No café da manhã, além de aguentar os planos de Prongs em relação à Evans, os quais sempre falhavam, ainda teve que aturar Jean dando um barraco por vê-lo com outra garota. Francamente, não acreditava que ela havia mesmo tido esperanças entre os dois. Em seguida veio a aula de Feitiços, onde pensou que teria a feliz oportunidade de dormir, porém teve que ficar acordado pois Remus não parava de cutucá-lo e de dizer que ou ele copiava a matéria ou ele, Remus, não emprestaria suas anotações ao amigo. Ficou emburrado pelo resto da aula até que uma esperança surgiu quando James deu a idéia de terem uma "conversa" com o namorado de Susan. Isso alegra Sirius imediatamente, porém, toda a sua alegria se dissipou quando Susan aparecera no meio de um pequeno duelo entre ele, James e Joe e correra para o lado do namorado. Não sabia explicar o porquê, mas naquela hora sentira uma tremenda raiva e seu mau-humor voltara mil vezes pior. Passara o resto dia desse jeito, sem falar com ninguém.

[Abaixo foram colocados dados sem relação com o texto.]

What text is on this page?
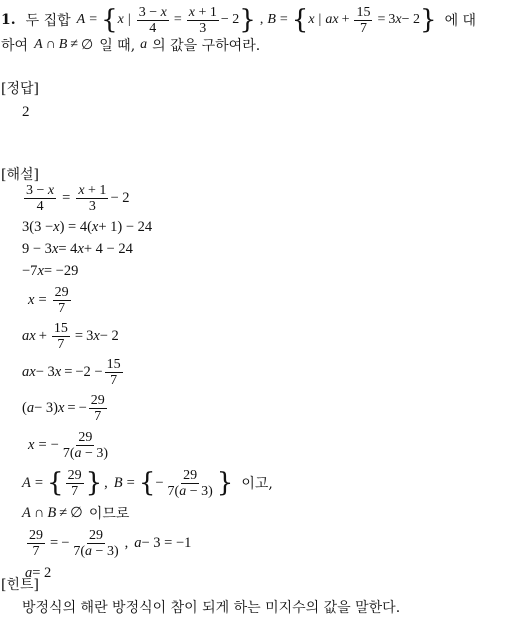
1. 두 집합 A = { x | $\frac{3 - x}{4} = \frac{x + 1}{3} - 2$ } , B = { x | ax + $\frac{15}{7} = 3$ x − 2 } 에 대
하여 A ∩ B ≠ ∅ 일 때, a 의 값을 구하여라.
[정답]
2
[해설]
$\frac{3 - x}{4} = \frac{x + 1}{3} - 2$
3(3 − x ) = 4( x + 1) − 24
9 − 3 x = 4 x + 4 − 24
−7 x = −29
$x = \frac{29}{7}$
ax + $\frac{15}{7} = 3$ x − 2
ax − 3 $x = -2 - \frac{15}{7}$
( a − 3) x = − $\frac{29}{7}$
x = − $\frac{29}{7(a - 3)}$
A = { $\frac{29}{7}$ } , B = { − $\frac{29}{7(a - 3)}$ } 이고,
A ∩ B ≠ ∅ 이므로
$\frac{29}{7}$ = − $\frac{29}{7(a - 3)}$ , a − 3 = −1
a = 2
[힌트]
방정식의 해란 방정식이 참이 되게 하는 미지수의 값을 말한다.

Parando para pensar agora, toda vez que via Susan com Joe ou quando a garota falava do namorado ou até mesmo quando via o corvinal sozinho, uma raiva crescia dentro de si e ele tinha a vontade de bater no rapaz. Tudo isso e não sabia o porquê. Passava todo o seu tempo livre pensando sobre o que aquilo podia ser, mas não encontrava uma resposta. Só sabia que queria acabar com McFusty e não tinha remorso algum perante a isso.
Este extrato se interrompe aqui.